Abstract P6-06-44: Role of uPA and PAI-1 mRNA expression as prognostic factors in molecular subtypes of breast cancer

Abstract

Abstract Background: Urokinase plasminogen activator (uPA) and its inhibitor (PAI-1) determined by ELISA from fresh-frozen tumor tissue have been evaluated as prognostic factors in prospectively randomized trials in node-negative breast cancer. However, uPA and PAI-1 mRNA expression might reveal new clinically relevant information using paraffin-embedded tumor tissue. Methods: We evaluated uPA and PAI-1 mRNA expression with the Affymetrix HG-U 133A array also within molecular subgroups of breast cancer in a finding cohort of breast cancer patients (cohort A; n = 548). We validated mRNA expression in a cohort of HER2 positive breast cancer patients (cohort B, n = 347). For uPA and PAI-1, mRNA values below and above the median were compared in two different probesets. “Luminal”, “triple-negative” and “HER2 positive” subcohorts were defined by ESR1 and ERBB2 mRNA expression using pre-defined cut-offs. Results: In cohort A, elevated PAI-1 mRNA expression was associated with shorter disease-free survival (DFS) and overall survival (OS), elevated uPA mRNA expression was associated with shorter OS. Regarding different molecular subgroups, 71% (n = 388) of tumors had a luminal, 13% (n = 69) a HER2 positive and 17% (n = 91) a triple-negative subtype.
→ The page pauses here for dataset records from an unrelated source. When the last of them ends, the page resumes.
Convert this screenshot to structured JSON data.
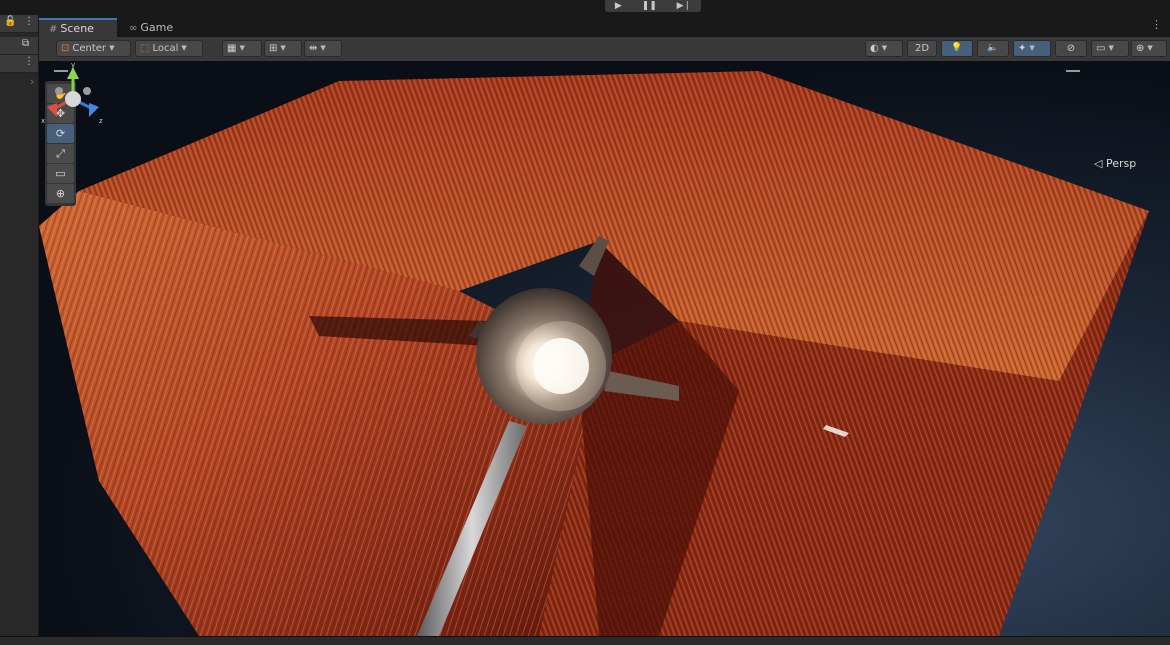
{
  "playbar": {
    "play": "▶",
    "pause": "❚❚",
    "step": "▶❘"
  },
  "left_panel": {
    "lock": "🔓",
    "menu": "⋮",
    "hierarchy": "⧉",
    "more": "⋮",
    "expand": "›"
  },
  "tabs": [
    {
      "label": "Scene",
      "icon": "#"
    },
    {
      "label": "Game",
      "icon": "∞"
    }
  ],
  "tab_menu": "⋮",
  "toolbar": {
    "pivot_label": "Center",
    "space_label": "Local",
    "mode_2d_label": "2D",
    "grid_icon": "▦",
    "snap_icon": "⊞",
    "increment_icon": "⇹",
    "draw_mode_icon": "◐",
    "light_icon": "💡",
    "audio_icon": "🔈",
    "fx_icon": "✦",
    "hidden_icon": "⊘",
    "camera_icon": "▭",
    "gizmos_icon": "⊕"
  },
  "tools": [
    "✋",
    "✥",
    "⟳",
    "⤢",
    "▭",
    "⊕"
  ],
  "gizmo": {
    "y": "y",
    "x": "x",
    "z": "z"
  },
  "persp_label": "◁ Persp",
  "colors": {
    "accent": "#3a79bb",
    "active_tool": "#46607c",
    "fur_orange": "#c65a2a",
    "fur_red": "#8a1f12",
    "background": "#0f1722"
  }
}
Only in the HER2 positive subgroup, elevated PAI-1 mRNA expression was associated with shorter disease-free survival and overall survival (p = 0.003 for DFS and p = 0.012 for OS). Same results were found for uPA in HER2 positive patients (DFS, p = 0.027 and OS, p = 0.011). In contrast, no association between both markers and DFS and OS could be seen in the luminal or triple-negative subgroups. In the HER2 positive validation cohort B elevated uPA and PAI-1 mRNA expression showed a strong association with shorter DFS (p = 0.013 for PAI-1, p = 0.001 for uPA). Conclusion: Results of this study demonstrate that the prognostic impact of uPA and PAI-1 mRNA expression was observed mainly in patients with HER2 positive tumors. Citation Information: Cancer Res 2013;73(24 Suppl): Abstract nr P6-06-44.